Who would have thought, that when Iwan Baan came into the Perry Rubenstein Gallery to give a presentation of his iconic work on the “Torre David”, a photographic journey through the abandoned famed skyscraper of Caracas that has become a micro city of squatters, that we would discover a great artist?
We might have had an inkling.
Iwan Baan did win the Golden Lion at the Venice Biennale last year for his “Torre David” project, part of the Common Ground exhibition curated by David Chipperfield. Iwan Baan also won the inaugural Julius Schulman Photography Award in October of 2012, here in Los Angeles. But it was the artist beyond the photographic practice, the artist beyond the architectural representation, the artist Iwan Baan who so clearly stood before us that day. Art takes reality by surprise. But the reality of Iwan Baan’s distinctive artistic voice, and the magnitude of his artistic practice, took us by surprise that day, and we’ve never looked back.
Iwan Baan’s vision is truly unique. His art not only transcends, but transforms, our understanding of dwelling and human life. In every one of his images, there is a deeper exploration of what it means to be engaged in the practice of occupying space. In his artistic eye, dwelling is more than seeking shelter; it is a story unfolding, a story of human beings in interaction with one another, in opposition and union, and in mutual striving; the dance of creation and survival. And it is this very striving that becomes so moving in Baan’s images.
No matter how humble, Baan’s images capture the human reach for beauty and perfection. When shooting upward through a monumental cylindrical shaft of the Torre David, into the open night sky at dizzying heights, Baan still captures a single flowerpot sprouting its reaching leaves, reaching for the light, and two small figures visible far above, like the casual witnesses to a miracle. When shooting his iconic aerial images, such as that of the vast sprawl of Caracas, he still portrays the creeping expanse of the impoverished favelas, climbing the foothills the like creeping beggars reaching to touch the hems of the royal robes. A perfect, rigid grid of symmetrical balconies reverberates with tension from the imperfection of hanging laundry, cardboard partitions, and sheets for makeshift window coverings; order stained by the flawed human striving for its own kind of perfection. Even in Baan’s colorful night vision of Caracas, the obverse favelas sit like sentries before the fortress of the glowing thriving city beyond, like guardians of an abandoned conscience.
Rooted in the traditions of the architectural photography of Thomas Struth, Hiroshi Sugimoto, and Thomas Ruff, Iwan Baan nonetheless stands on his own. It is Iwan Baan’s humanity that can be seen in every one of his images and that sets him apart. In the very definition of art, Baan has a perception of humanity, as humanity itself hardly understands. His visions are organic in their naturalness. They are true to life. Unstaged. Messy. Human. Simply allowed to happen. As life sprouts and buds and replicates and perpetuates itself, Baan captures it in its transitional moments, and in its never-ending metamorphosis. Everywhere that humans congregate, life is untamed and unruly. Iwan Baan’s images capture this imperfect perfection, and the human binding need for survival; the innate desire for community in humanity’s battle against the essential and inexorable solitude that is the ultimate reality of existence.
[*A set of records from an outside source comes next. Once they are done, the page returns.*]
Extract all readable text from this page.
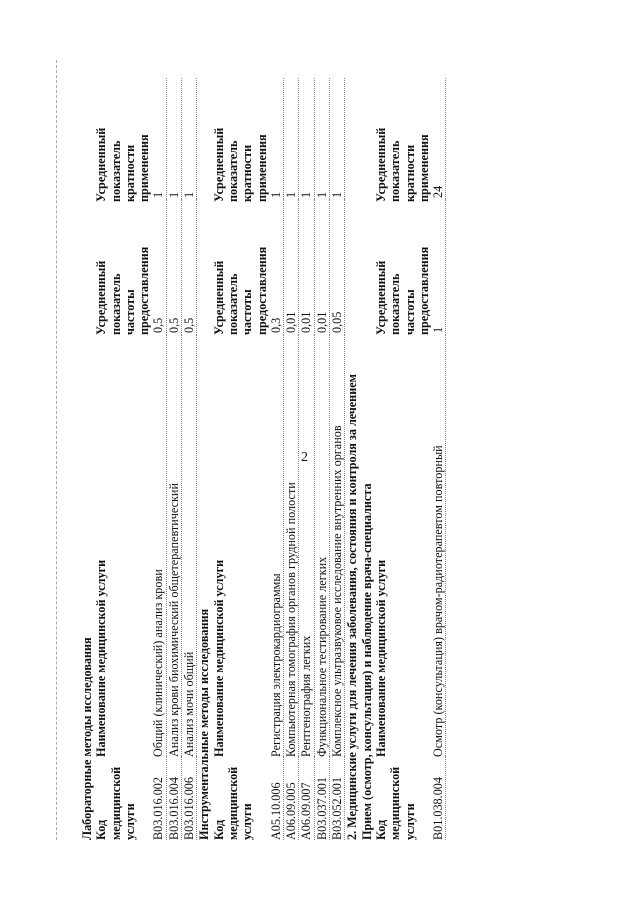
2
Лабораторные методы исследования Код медицинской услуги
Наименование медицинской услуги
Усредненный показатель частоты предоставления
Усредненный показатель кратности применения
B03.016.002
Общий (клинический) анализ крови
0,5
1
B03.016.004
Анализ крови биохимический общетерапевтический
0,5
1
B03.016.006
Анализ мочи общий
0,5
1
Инструментальные методы исследования Код медицинской услуги
Наименование медицинской услуги
Усредненный показатель частоты предоставления
Усредненный показатель кратности применения
A05.10.006
Регистрация электрокардиограммы
0,3
1
A06.09.005
Компьютерная томография органов грудной полости
0,01
1
A06.09.007
Рентгенография легких
0,01
1
B03.037.001
Функциональное тестирование легких
0,01
1
B03.052.001
Комплексное ультразвуковое исследование внутренних органов
0,05
1
2. Медицинские услуги для лечения заболевания, состояния и контроля за лечением Прием (осмотр, консультация) и наблюдение врача-специалиста Код медицинской услуги
Наименование медицинской услуги
Усредненный показатель частоты предоставления
Усредненный показатель кратности применения
B01.038.004
Осмотр (консультация) врачом-радиотерапевтом повторный
1
24
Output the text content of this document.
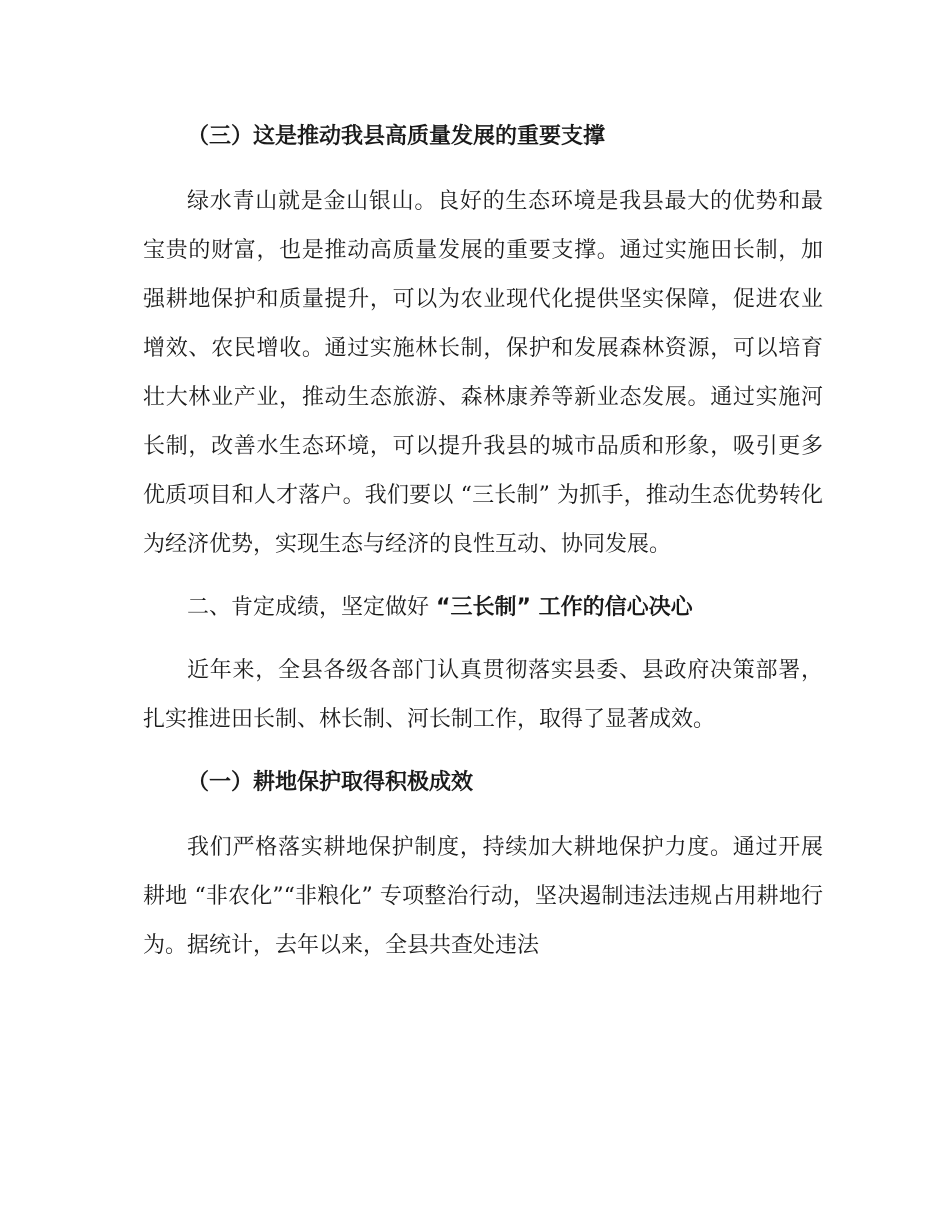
（三）这是推动我县高质量发展的重要支撑
绿水青山就是金山银山。良好的生态环境是我县最大的优势和最宝贵的财富，也是推动高质量发展的重要支撑。通过实施田长制，加强耕地保护和质量提升，可以为农业现代化提供坚实保障，促进农业增效、农民增收。通过实施林长制，保护和发展森林资源，可以培育壮大林业产业，推动生态旅游、森林康养等新业态发展。通过实施河长制，改善水生态环境，可以提升我县的城市品质和形象，吸引更多优质项目和人才落户。我们要以 “三长制” 为抓手，推动生态优势转化为经济优势，实现生态与经济的良性互动、协同发展。
二、肯定成绩，坚定做好 “三长制” 工作的信心决心
近年来，全县各级各部门认真贯彻落实县委、县政府决策部署，扎实推进田长制、林长制、河长制工作，取得了显著成效。
（一）耕地保护取得积极成效
我们严格落实耕地保护制度，持续加大耕地保护力度。通过开展耕地 “非农化”“非粮化” 专项整治行动，坚决遏制违法违规占用耕地行为。据统计，去年以来，全县共查处违法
Iwan Baan’s artistic practice is about to be introduced in his first gallery exhibition at the Perry Rubenstein Gallery. With this exhibition he will take his rightful place amongst the pantheon of artistic architectural photography, and such names as Catherine Opie, Struth, Stoller and Andreas Gursky. Museums, editors and curators have, already recognized his award winning work of the “Torre David” project. His emergence will now further demonstrate his unique contribution to the entire field of photography, in which he moves past representation to subject matter, in which his intervention and investigation leads to his own sense of humanity and all of ours. In the “Torre David”, as well as other works, Iwan Baan brings architecture to life. He humanizes and transforms it and we at Perry Rubenstein are excited to feature this groundbreaking exhibition.